Vu le code de santé publique, et notamment ses articles L. 3211-1, L. 3211-2-1, L. 3211-2-2, L. 3211-12-1, L. 3211-12-2, L. 3213-1 à L. 3213-11, R. 3211-7 à R. 3211-18, R. 3211-24 à R. 3211-26 et R. 3213-1 à R. 3213-3 ;

Vu l’ordonnance du Tribunal de grande instance de Nantes du 21 février 2011 ayant déclaré M. [C] [V] pénalement irresponsable en raison de troubles psychiques ou neuropsychiques ayant aboli son discernement ou le contrôle de ses actes,

Vu l'arrêté municipal du 26/12/2010 du maire de [Localité 8] ordonnant l'admission provisoire de M. [C] [V] en hôpital psychiatrique par application des dispositions de l'article L.3213-2 du code de la Santé publique

Vu l'arrêté du 27/12/2010 du Préfet de la [Localité 5] ATLANTIQUE ordonnant la mise en œuvre de soins psychiatriques en faveur de M. [C] [V] sous la forme d'une hospitalisation complète au Centre Hospitalier Spécialisé de [Localité 2], par application des dispositions de l'article L.3213-1 du code de la Santé publique,

Vu la dernière décision judiciaire du 17/10/2024 autorisant la poursuite des soins sous la forme d'une hospitalisation complète

Vu la requête du Préfet de la Gironde enregistrée au Greffe le 28/03/2025 et les pièces jointes,

Vu l'avis du Ministère public

Vu le procès-verbal de l'audience du 15/04/2025

Vu la comparution de M. [C] [V] et ses explications à l'audience au terme desquelles il ne se dit pas opposé à la poursuite de la mesure d'hospitalisation complète à l’UMD, uniquement dans le cadre actuel de « fenêtre thérapeutique », c’est à dire sans médicament.
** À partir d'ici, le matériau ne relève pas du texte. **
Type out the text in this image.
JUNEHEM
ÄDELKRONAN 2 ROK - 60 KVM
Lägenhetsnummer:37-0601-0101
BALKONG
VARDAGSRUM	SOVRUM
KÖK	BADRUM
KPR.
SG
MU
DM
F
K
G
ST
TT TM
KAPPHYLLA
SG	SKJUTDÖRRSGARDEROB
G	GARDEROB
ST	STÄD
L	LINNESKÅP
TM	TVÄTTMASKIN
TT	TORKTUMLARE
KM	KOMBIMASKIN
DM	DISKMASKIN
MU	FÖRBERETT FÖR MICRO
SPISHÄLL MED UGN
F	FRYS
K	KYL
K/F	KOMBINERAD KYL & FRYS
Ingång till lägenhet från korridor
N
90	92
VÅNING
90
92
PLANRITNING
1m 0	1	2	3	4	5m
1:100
Il pratique le yoga.

Vu les observations de son avocat qui soutient la demande de M. [C] [V].

MOTIFS DE LA DECISION

Au terme des dispositions de l'article L.3211-12-1 du code de la santé publique «l'hospitalisation complète d'un patient ne peut se poursuive sans que le magistrat du siège du tribunal judiciaire, préalablement saisi par le (…) le représentant de l'État ( ...) n'ait statué sur cette mesure (...) avant l'expiration d'un délai de six mois suivant (…) toute décision prise par le juge (…) lorsque le patient a été maintenu en hospitalisation complète de manière continue depuis cette décision (...)».
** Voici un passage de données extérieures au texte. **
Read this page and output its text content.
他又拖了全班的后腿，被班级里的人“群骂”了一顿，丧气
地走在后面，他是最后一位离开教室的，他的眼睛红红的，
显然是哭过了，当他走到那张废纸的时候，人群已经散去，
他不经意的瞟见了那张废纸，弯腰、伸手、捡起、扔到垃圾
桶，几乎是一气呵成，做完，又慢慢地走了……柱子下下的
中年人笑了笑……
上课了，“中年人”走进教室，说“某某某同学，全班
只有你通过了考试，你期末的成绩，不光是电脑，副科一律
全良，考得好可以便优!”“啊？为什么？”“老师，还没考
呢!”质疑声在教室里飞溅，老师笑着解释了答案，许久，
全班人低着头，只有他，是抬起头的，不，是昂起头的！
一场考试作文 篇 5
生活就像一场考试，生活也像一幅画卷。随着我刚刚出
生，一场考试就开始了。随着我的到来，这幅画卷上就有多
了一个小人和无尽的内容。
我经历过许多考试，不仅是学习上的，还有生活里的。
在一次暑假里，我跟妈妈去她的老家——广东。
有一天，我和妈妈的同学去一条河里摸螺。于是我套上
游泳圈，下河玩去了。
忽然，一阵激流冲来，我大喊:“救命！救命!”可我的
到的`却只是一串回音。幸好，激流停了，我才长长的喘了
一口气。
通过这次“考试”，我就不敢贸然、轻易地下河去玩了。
Selon l'article L.3213-1 du même code, le représentant de l'État dans le département prononce par arrêté l'admission en soins psychiatriques des personnes dont les troubles nécessitent des soins et compromettent la sûreté des personnes ou portent atteinte, de façon grave, à l'ordre public. L'article L3213-2 autorise le maire à prendre un arrêté d'admission en soins psychiatriques à l'égard des personnes dont le comportement révèle des troubles mentaux manifestes, dans les formes décrites ci-dessus, provisoirement, en cas de danger imminent pour la sûreté des personnes, attesté par un avis médical, ces mesures provisoires devant caduques au terme d'une durée de 48 heures faute de décision du représentant de l'État.
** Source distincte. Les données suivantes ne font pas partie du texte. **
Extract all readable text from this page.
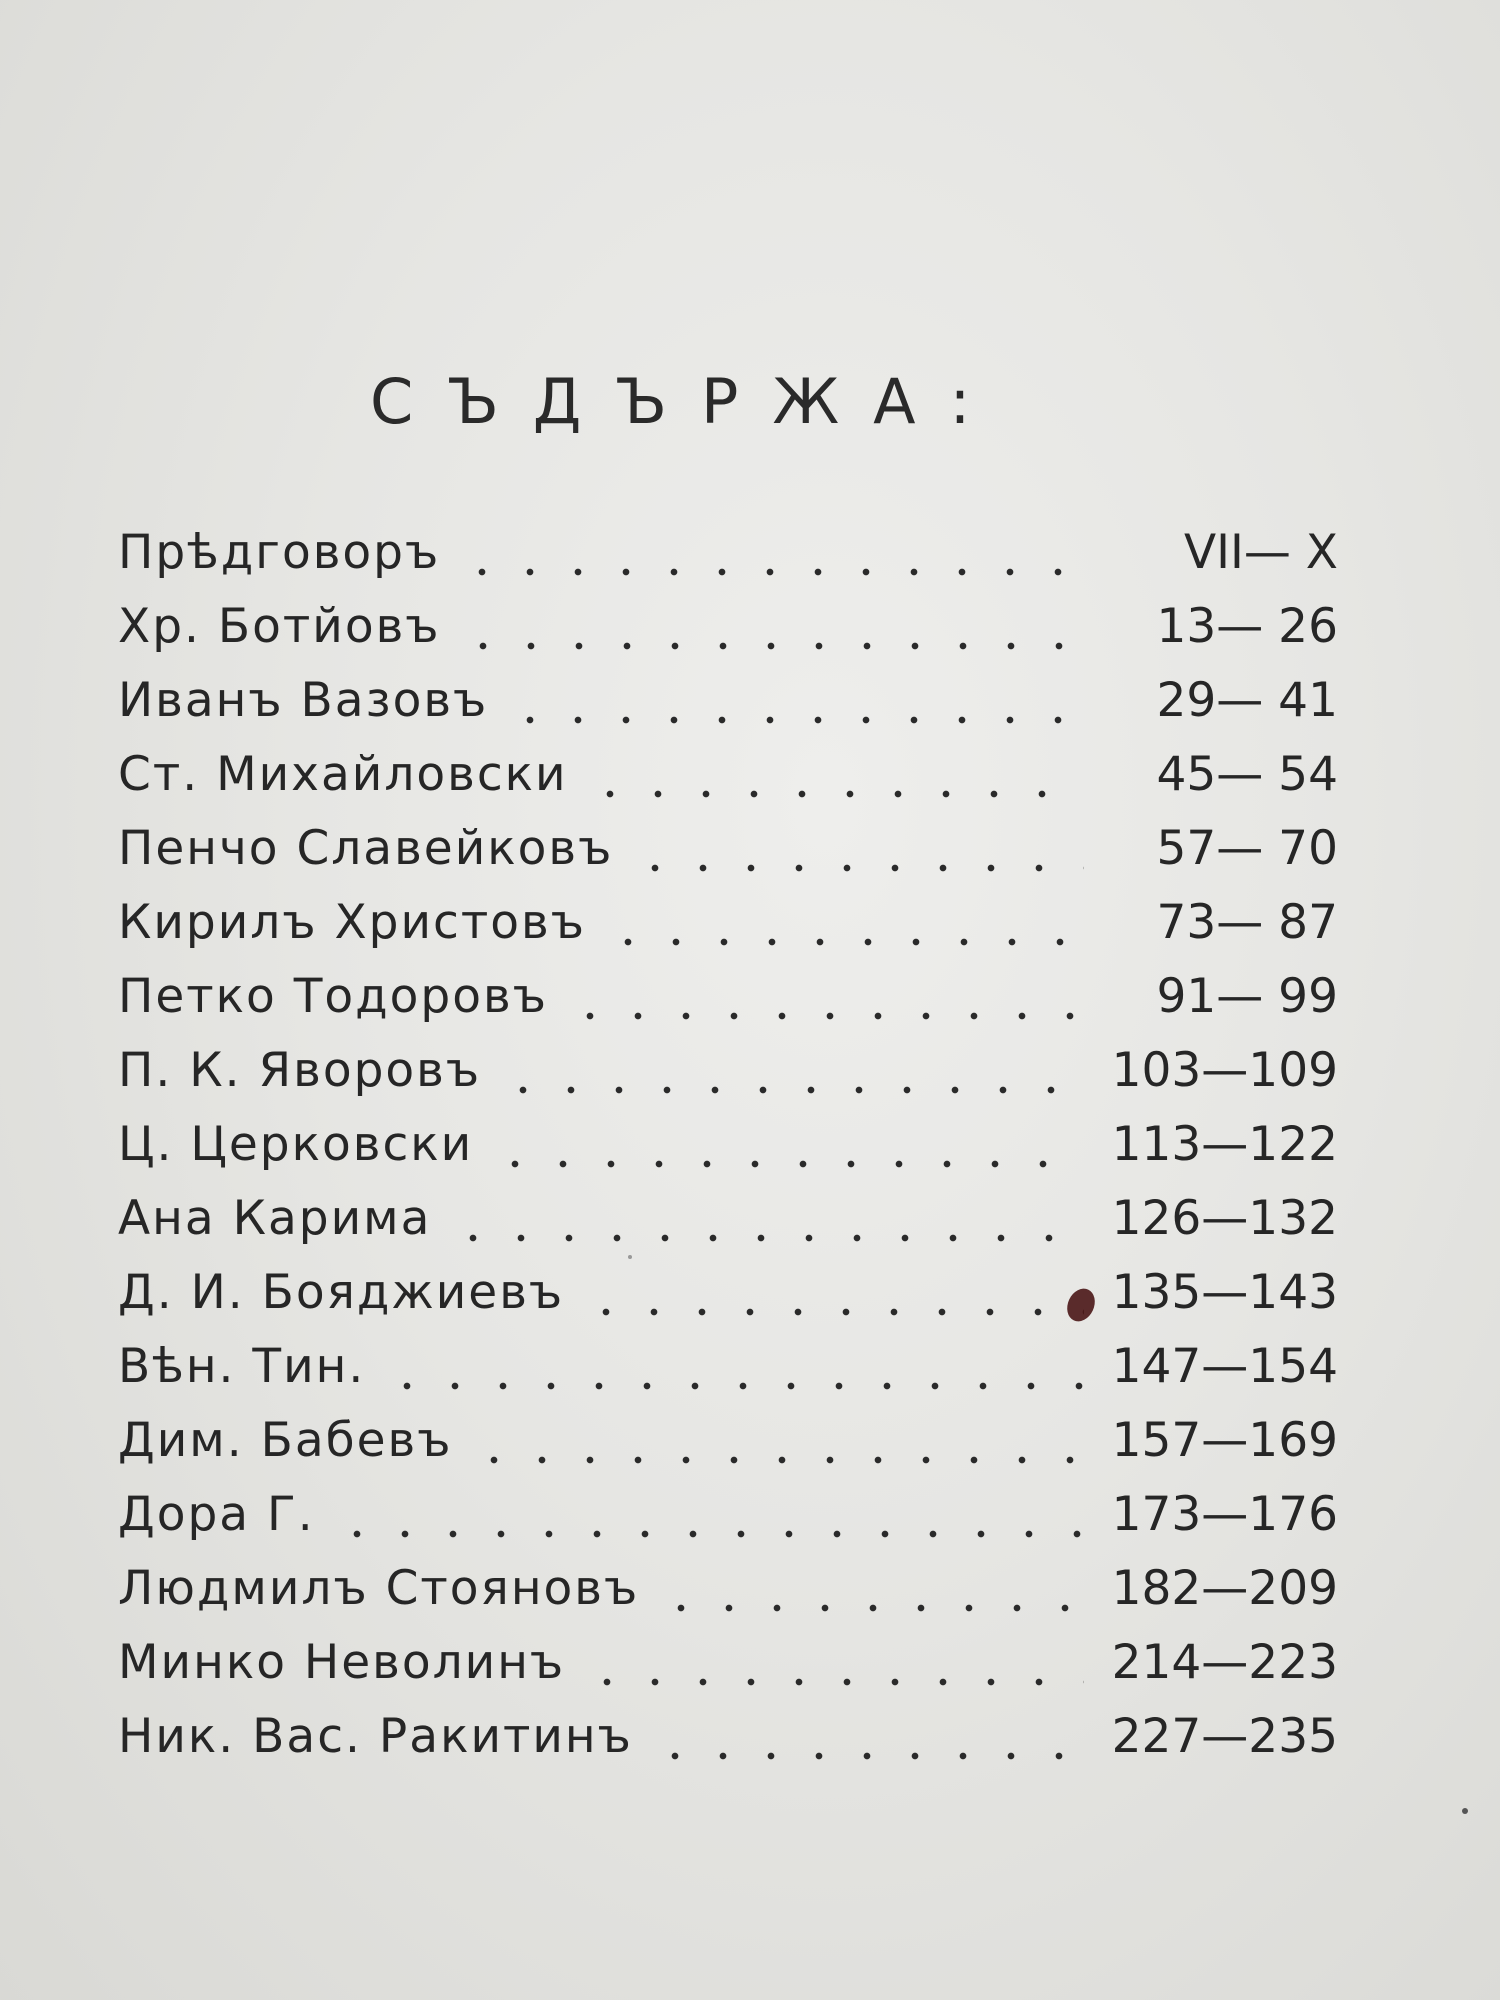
СЪДЪРЖА:
Прѣдговоръ	VII— X
Хр. Ботйовъ	13— 26
Иванъ Вазовъ	29— 41
Ст. Михайловски	45— 54
Пенчо Славейковъ	57— 70
Кирилъ Христовъ	73— 87
Петко Тодоровъ	91— 99
П. К. Яворовъ	103—109
Ц. Церковски	113—122
Ана Карима	126—132
Д. И. Бояджиевъ	135—143
Вѣн. Тин.	147—154
Дим. Бабевъ	157—169
Дора Г.	173—176
Людмилъ Стояновъ	182—209
Минко Неволинъ	214—223
Ник. Вас. Ракитинъ	227—235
L'article R.3222-1 du même code prévoit que les UMD accueillent des patients relevant de soins psychiatriques sans consentement sous la forme d'une hospitalisation complète en application des chapitres III et IV du titre Ier du livre II de la troisième partie du présent code ou de l'article 706-135 du code de procédure pénale et dont l'état de santé requiert la mise en œuvre, sur proposition médicale et dans un but thérapeutique, de protocoles de soins intensifs et de mesures de sécurité particulières.

L'article R.3222-2 II poursuit que l'admission du patient dans une UMD est prononcée par arrêté du préfet du département ou, à [Localité 7], du préfet de police, où se trouve l'établissement dans lequel est hospitalisé le patient avant son admission en UMD.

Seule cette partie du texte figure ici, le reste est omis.